I stood up, drew a great breath and looked around me at the now-disorderly kitchen, and wandered disconsolately into the parlor just as the clock struck six. A chill wind rattled the windows of the cottage; I put another stout log on the fire.
Then the wisdom that my mother must surely have passed on to me smote me squarely in the head. I went into the hallway, lifted the telephone receiver and asked to be connected to The Monk's Tun, where I was greeted by the proprietress, Tilly Whiteneck, with her usual brisk courtesy.
"Good evening, Tilly," I said, and an exchange of compliments ensued, for we were friends and allies of old. "We are closeted with some colleagues, working on a difficult experiment, and will need to have our dinner brought over. Will you send us enough for (I recalculated for Mycroft's appetite) five people?"
"You should roust 'em out o' there for some fresh air, Miss Mary," Mrs Whiteneck replied tartly. "But if they will not budge, Miss, I can send up a nice bit of cold game pie for starters. Will Brown Windsor do for soup?"
"I think I can manage the soup," I replied, remembering the tins of consommé that were the last lone survivor of the hamper we'd picked up at Fortnum's on our last London foray.
"I've a splendid crown roast of beef I can let you have.

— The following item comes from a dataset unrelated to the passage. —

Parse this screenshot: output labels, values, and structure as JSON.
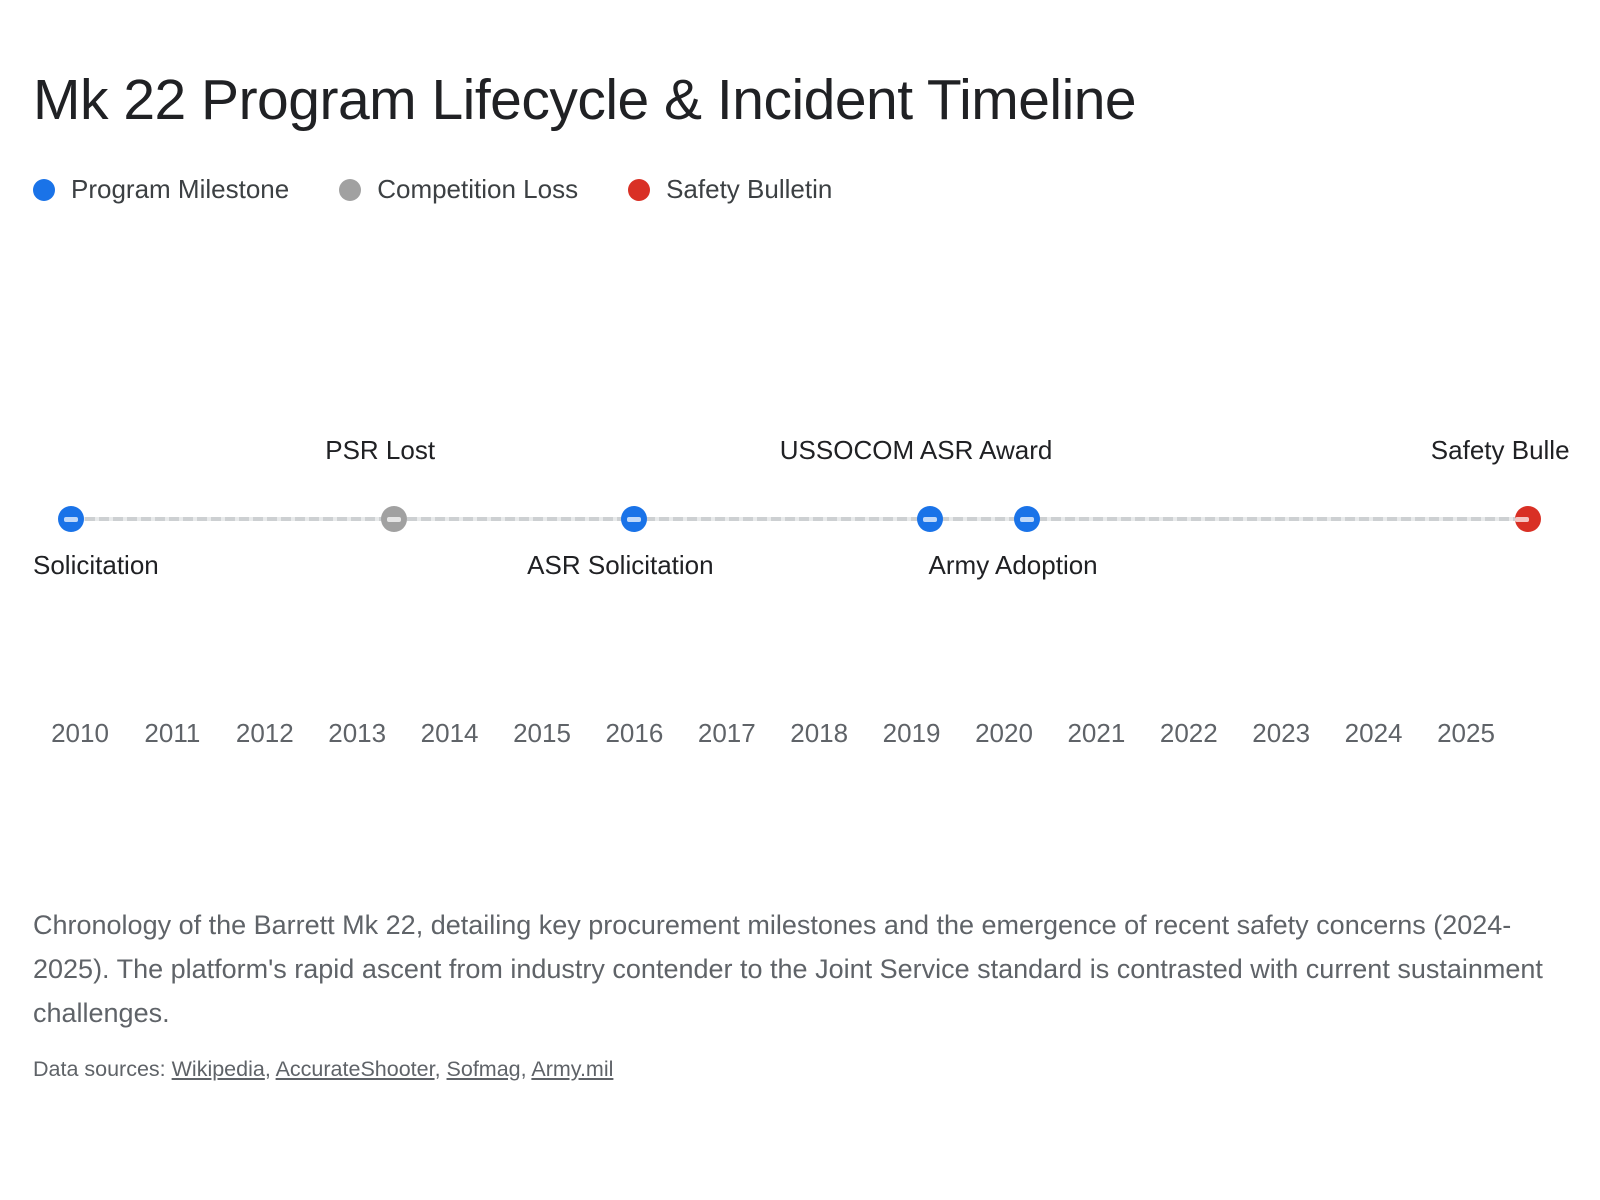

It was meant for a party of commercial travellers, but one of them tried to molest young Katie when she went to turn down the beds, and she had to thwack him with the warming pan, so let 'em eat cold ham, say I. There're potatoes, carrots and onions roasted in with it, and my own Yorkshire pudding that Mr. Mycroft Holmes allus says he can't get enough of. And what do you say to the last of the fresh new peas, cooked gently on a bed of shredded lettuce with a little chopped onion and a lump of butter?"

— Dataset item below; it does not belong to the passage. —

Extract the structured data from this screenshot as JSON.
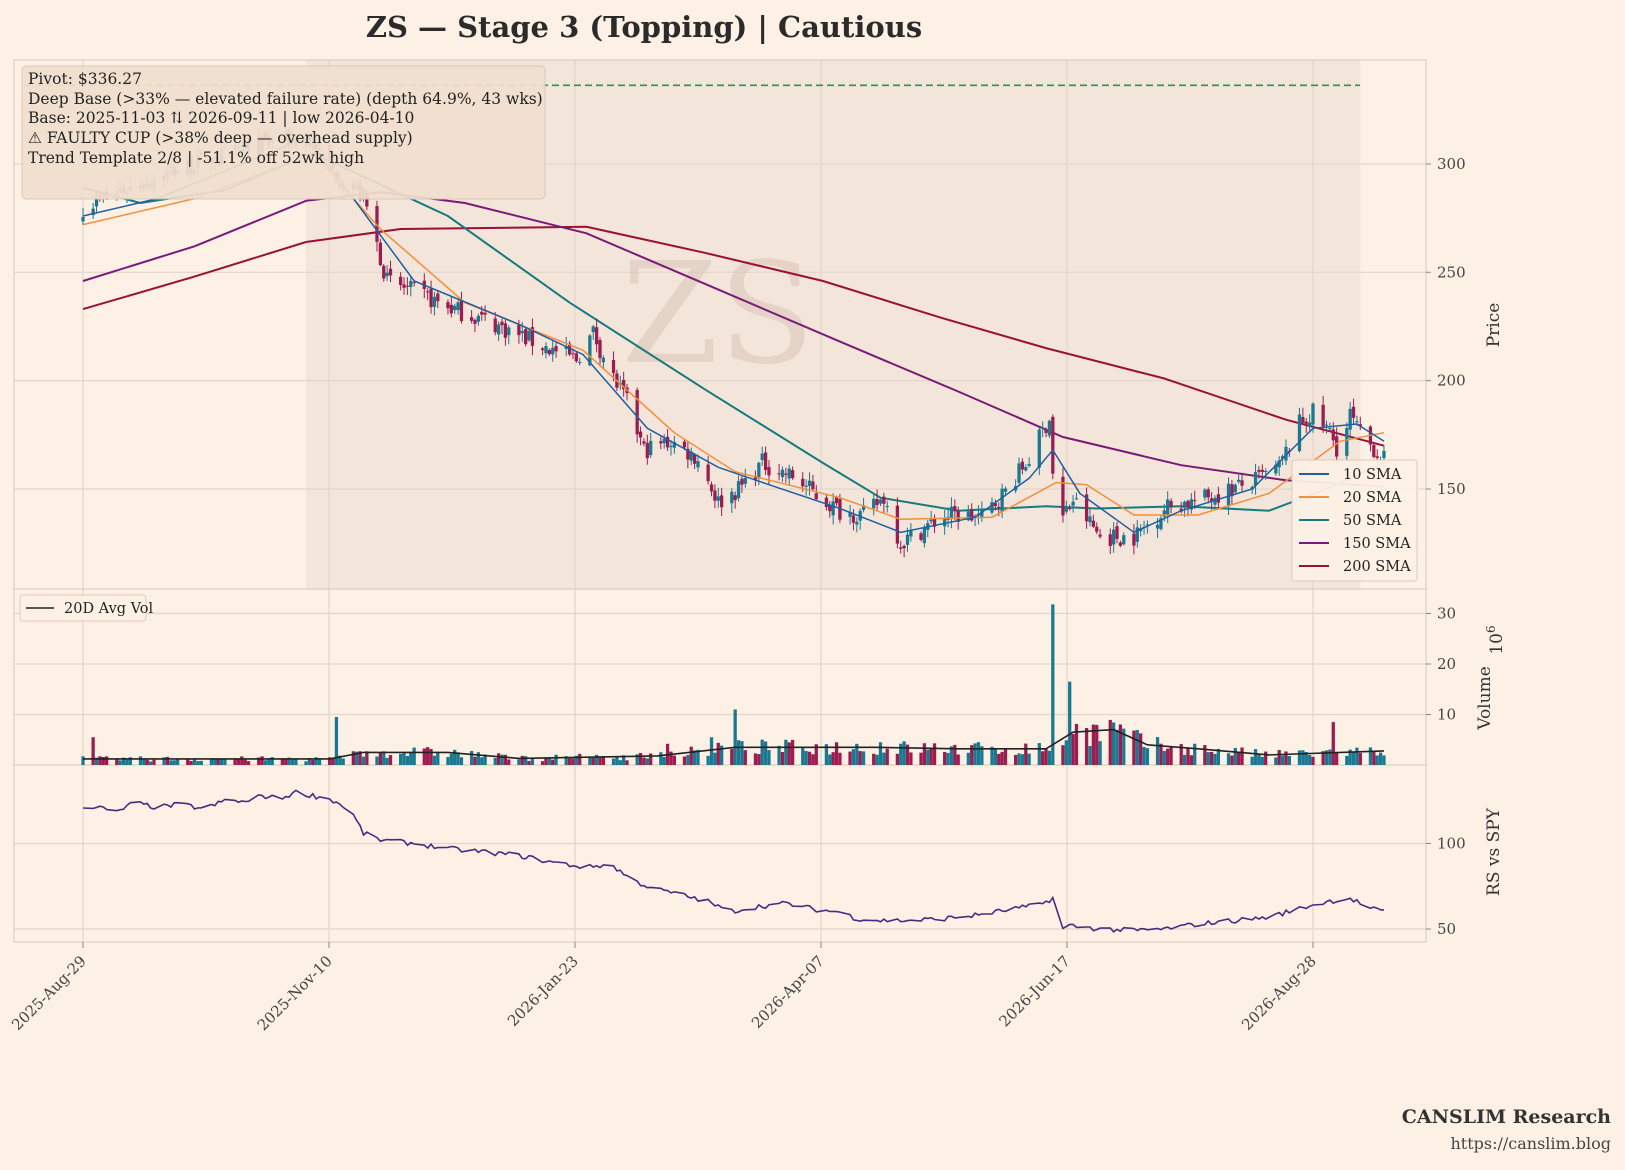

"I say that it sounds absolutely heavenly!" For the first time that day, my mouth was actually watering. Mycroft wasn't the only votary who worshiped at the shrine of Mrs Whiteneck's Yorkshire pud, which was so light that one always expected it to float right off the table and was tempted to stake it to the plate with the fruit knife like some sort of vampiric pastry.
We settled on apple tart for afters, with a choice of custard or some nice sharp Cheddar with it. I thanked the good woman, cleared the kitchen, and set the dining table neatly with the best china and silver to pay proper tribute to the meal. I chose a solid red Bordeaux to go with the beef and set a bottle of sweet Sauternes to chill to accompany the tart, silently praising the shade of my mother for teaching me a valuable lesson: in a pinch, the best thing you can make for dinner is a call to a restaurant.